Veranstaltungstipp des Bezirks Niederbayern zur Obstausstellung im Landkreis Landshut. Wer eine lebhafte Fantasie hat, könnte sich den Text etwa so vorstellen: "Obstbaumeister*innen präsentieren den Besuchenden und HobbygärtnerInnen Früchte, Elter 1 und Elter 2 haften für ihre Kinder (m/w/d)." Natürlich erging die Einladung in lesbarem Deutsch, beim Bezirk wird nicht sinnlos "gegendert", wie vor allem die Variante mit Sternchen heißt. Nach Ansicht der AfD ist das deshalb so, weil man es höchstpersönlich durchgeboxt habe im Kampf gegen die "Sprachverhunzer" der Altparteien. "Niederbayerische AfD verhindert Gendergaga im amtlichen Schriftverkehr", jubelt die Deggendorfer Politikerin Katrin Ebner-Steiner auf Facebook, sie zitiert kuriose Beispiele ("MenschInnen") und zeigt dazu allen Ernstes Toilettenschilder mit Mann, Frau und einem Elefanten. "AfD wirkt." Allerdings: Über einen AfD-Antrag dazu wurde im Bezirkstag nicht abgestimmt. Und den Gender-Stern wollte gar keiner etablieren. Er entspringt der Empörungsfantasie der AfD.

Bezirkstagspräsident Olaf Heinrich schildert nun in einer Mitteilung, was in der letzten Sitzung wirklich passiert ist. "Mit der Darstellung der AfD haben die realen Vorgänge nichts zu tun." Die AfD beantragte, dem Bezirk Gendern vorsorglich zu verbieten, mitsamt Säuberungsaktion: Gendernden Vereinen sollen die Bezirkszuschüsse gestrichen werden. Dem Antrag folgte keiner, man zog ihn zurück.

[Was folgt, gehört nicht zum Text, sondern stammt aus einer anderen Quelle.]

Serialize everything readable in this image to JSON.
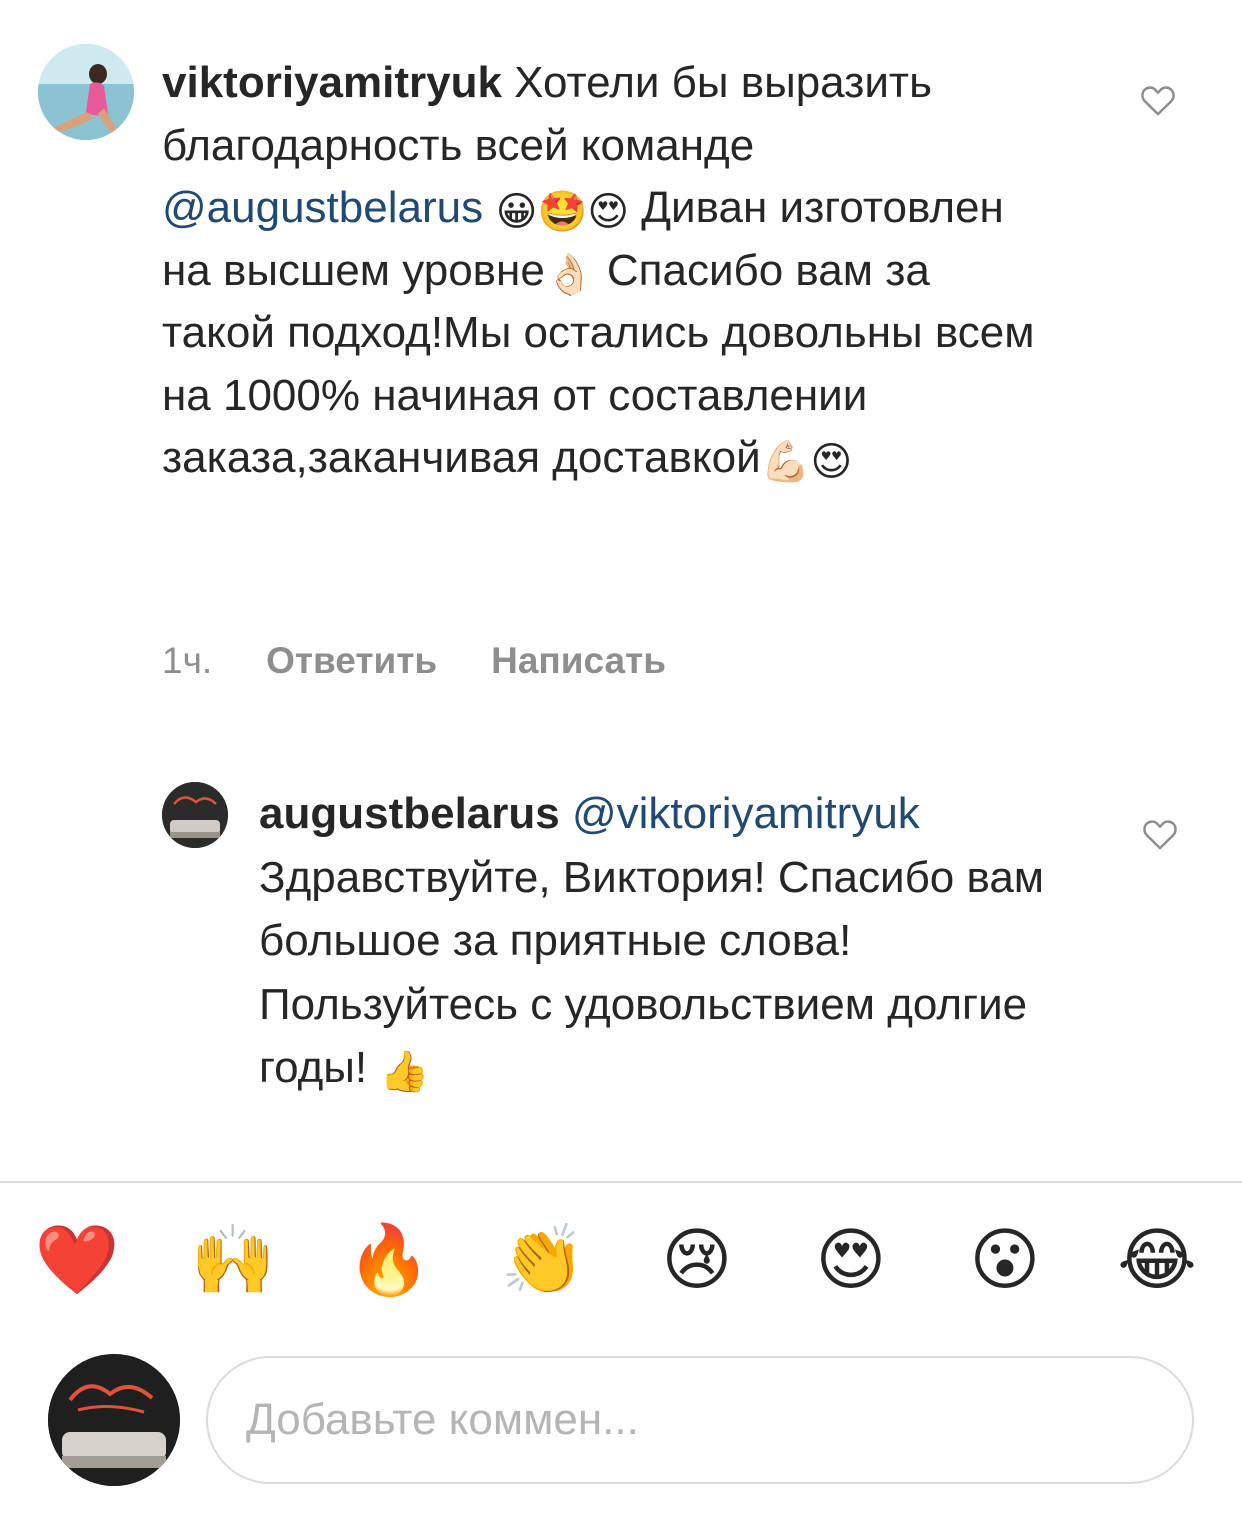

Einstimmig (mit AfD) ging Heinrichs Antrag durch, wonach alles beim Alten bleibt. "Wir führen keinen Gender-Stern oder Ähnliches ein, formulieren aber weiter so, dass wir alle Geschlechter gleichberechtigt miteinbeziehen." Beispiel: "Liebe Bürgerinnen und Bürger." Fairerweise muss man sagen, dass eine Lokalzeitung den Ablauf zunächst falsch darstellte.

Wer die AfD und ihre Stimmungsmache kennt, der weiß: Alles, was mit Geschlechtern zu tun hat, ist ein Reizthema; gilt das doch als Baustein zur "großen Verschwulung" des Landes, analog zum "großen Bevölkerungsaustausch" durch Migration. Im Netz erntet die AfD Lob bei ihrer Klientel für die vermeintliche Rettung des Abendlandes. Niederbayern sei "das Gallien der Neuzeit", liest man sogar. Nur dass eben die Meldung so fingiert ist wie die Geschichte von "Asterix und Obelix".